= Election petition =

Process to challenge elections to parliaments

In the United Kingdom and other Commonwealth countries, an election petition is the procedure for challenging the result of a parliamentary election in court.

== Outcomes ==

When a petition is lodged against an election return, there are four possible outcomes:
1. The election is declared void. The result is quashed and a writ is issued for a new election.
2. The election is held to have been undue: the original return is quashed, and another candidate is declared to have been elected.
3. The election is upheld, and the member returned is found to have been duly elected.
4. The petition is withdrawn. This may occur when the petitioner fails to attend a hearing, or when Parliament is dissolved before the petition process is complete.

== History ==

Controverted elections had been originally tried by select committees, afterwards by the Committee of Privileges and Elections, and ultimately by the whole House of Commons, with scandalous partiality, but under the Parliamentary Elections Act 1770 (10 Geo. 3. c. 16), and other later acts, by select committees, so constituted as to form a more judicial tribunal. The influence of party bias, however, too obviously prevailed until 1839, when Robert Peel introduced an improved system of nomination, which distinctly raised the character of election committees; but a tribunal constituted of political partisans, however chosen, was still open to jealousy and suspicion. At length the Parliamentary Elections Act 1868 transferred the trial of election petitions to judges of the superior courts, to whose determination the House gives effect, by the issue of new writs or otherwise. The House, however, still retains and exercises its jurisdiction in all cases not relegated, by statute, to the judges.

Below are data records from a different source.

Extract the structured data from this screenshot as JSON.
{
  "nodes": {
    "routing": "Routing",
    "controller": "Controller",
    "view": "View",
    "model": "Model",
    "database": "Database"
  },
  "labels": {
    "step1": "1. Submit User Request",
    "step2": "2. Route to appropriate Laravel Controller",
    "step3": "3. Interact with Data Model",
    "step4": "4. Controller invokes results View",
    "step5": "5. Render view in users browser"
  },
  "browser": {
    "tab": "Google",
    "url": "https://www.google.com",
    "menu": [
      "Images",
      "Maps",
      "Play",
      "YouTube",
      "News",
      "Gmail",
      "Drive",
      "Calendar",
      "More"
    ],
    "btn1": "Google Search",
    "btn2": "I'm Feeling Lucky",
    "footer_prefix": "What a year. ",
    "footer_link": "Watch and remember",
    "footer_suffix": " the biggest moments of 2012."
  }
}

Petitions, which resulted in the election in a constituency being held void used to be common after every general election, but are now rare.

When an election was held void the House of Commons could seat another candidate, order a new writ issued to fill the vacancy or leave the writ unissued for a time, thus suspending the representation of a constituency. As the tolerance of corrupt elections became less during the 18th and 19th centuries, boroughs found to be corrupt could be punished by either changing the area and the qualifications for voting or disenfranchising the constituency completely.

Such mechanisms also exist in Hong Kong, formerly a British colony, and in Australia, New Zealand or other Commonwealth nations.

==Cases==

In 1961, Tony Benn was disqualified from taking up his seat after a by-election by an election court because he held a peerage.

In 1982, Seamus Mallon was disqualified from taking his seat in the Northern Ireland Assembly as he was a member of Seanad Éireann, the upper chamber of the parliament of the Republic of Ireland, at the time of his election.

A recent example of an election being held void was when the 1997 election of Member of Parliament for Winchester, Mark Oaten (Liberal Democrat), was contested by the Conservative Party candidate Gerry Malone. Oaten had won the seat by two votes, with 55 ballot papers rejected by the returning officer for not being stamped properly. Malone lodged an election petition in the High Court to contest the outcome. The petition was dealt with by special case in which Oaten joined. On 6 October 1997 Lord Justice Brooke ruled that the election was void: by a 1974 precedent the failure to stamp the ballots may have been the result of polling station staff forgetting, and had they been counted, Malone would have had a majority of two over Oaten.

Two election petitions were lodged after the general election on 6 May 2010. The defeated independent Rodney Connor, who lost in Fermanagh and South Tyrone by four votes lodged a petition seeking a recount with scrutiny, and the case began on 13 September 2010.

In the Oldham East and Saddleworth constituency, the defeated Liberal Democrat candidate Elwyn Watkins petitioned against the election of Phil Woolas, a former Labour Minister, alleging that the result was affected by false statements of fact about his personal character. The election court which heard the case ordered a re-run of the election in Woolas' constituency after finding him guilty of making false statements against his opponent during the original campaign. Phil Woolas sought a judicial review of the decision in the High Court, but was unsuccessful overall as that Court upheld the decision of the Election Court in relation to two statements, whilst quashing the decision in relation to a third.

In the aftermath of the April 2021 Samoan general election, 28 election petitions were filed. The country's Supreme Court ruled against them.